L’Esprit Saint, don de Dieu
Blanchard a su rendre compte de la joie du don à la fois collectif et individuel de l’Esprit. Sa composition est originale : les représentations de la Pentecôte, comme celle du Titien à l’église della Salute à Venise (1545) ou celle de Charles Le Brun au Louvre (1656-1657) sont volontiers centrées sur la Vierge, au milieu du groupe des disciples, et sur le foyer lumineux de l’Esprit Saint. Ici, c’est Pierre, chef de l’Église, de dos dans son drapé jaune foncé, qui concentre l’attention, avec Marie en blanc, à droite. Les bras de Pierre dessinent avec les mains jointes de Marie et le dos de l’homme en rouge, dans le coin droit, le début d’une ligne imaginaire qui mène vers l’angle supérieur gauche de la toile, où convergent aussi les regards de tous les protagonistes. Fidèle au texte, Blanchard n’y a pas représenté d’oiseau mais les linéaments d’un nuage rosé, image du grand souffle d’où descendent de délicates langues qu’on aurait dites de feu (Ac 2, 3), certaines déjà posées au-dessus d’un assistant, d’autres en plein vol.

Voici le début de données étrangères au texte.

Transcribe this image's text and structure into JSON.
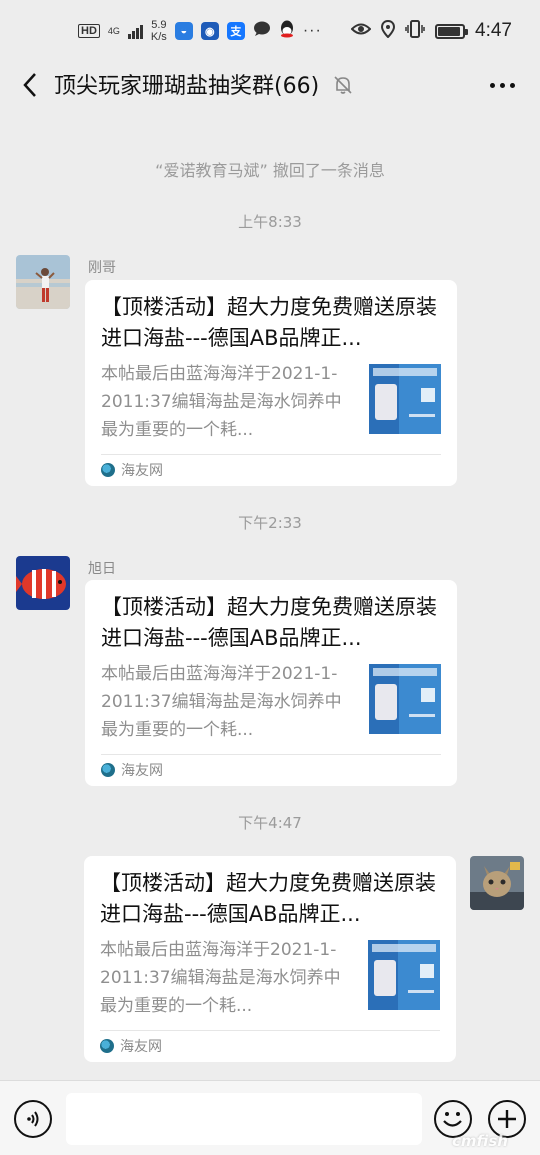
{
  "status_bar": {
    "hd": "HD",
    "network": "4G",
    "speed_value": "5.9",
    "speed_unit": "K/s",
    "alipay": "支",
    "more": "···",
    "time": "4:47",
    "battery_level": 0.9
  },
  "header": {
    "title": "顶尖玩家珊瑚盐抽奖群(66)"
  },
  "messages": {
    "recall_notice": "“爱诺教育马斌” 撤回了一条消息",
    "time_1": "上午8:33",
    "time_2": "下午2:33",
    "time_3": "下午4:47",
    "sender_1": "刚哥",
    "sender_2": "旭日",
    "card_title": "【顶楼活动】超大力度免费赠送原装进口海盐---德国AB品牌正...",
    "card_desc": "本帖最后由蓝海海洋于2021-1-2011:37编辑海盐是海水饲养中最为重要的一个耗...",
    "card_source": "海友网"
  },
  "watermark": "cmfish"
}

L’œuvre constitue pour ainsi dire un répertoire des différentes manières de représenter l’étonnement et l’admiration à travers les gestes et expressions faciales : chacun a la sienne, jusqu’à la femme du premier plan qui retient sa chute d’une main, tandis qu’à sa gauche un Apôtre tombe à genoux devant l’Esprit Saint et sous son action. Blanchard est bien ici ce « fondateur de l’atticisme » dont parlait Jacques Thuillier : en effet l’ensemble est dramatisé mais demeure très lisible et empreint de sérénité, sans agitation pathétique, grâce notamment aux scansions verticales des colonnes et à la forte silhouette verticale de Pierre au centre, mais aussi aux tonalités passées des couleurs du décor, et au refus de contrastes lumineux trop brusques. Une manière de signifier par l’image que l’Esprit, promesse du Père, vient enflammer l’Église, chacun de nous, avec force et douceur.
Delphine Mouquin
Agrégée et docteur en lettres modernes
La Descente du Saint-Esprit (1634), Jacques Blanchard (1600-1638), cathédrale Notre-Dame de Paris. © RMN-GP / Mathieu Rabeau.
La Descente du Saint-Esprit de Jacques Blanchard, réalisée il y a tout juste 390 ans, est exposée dans la première chapelle latérale nord de Notre-Dame de Paris. L’œuvre sera visible lors de la réouverture de la cathédrale prévue en décembre 2024.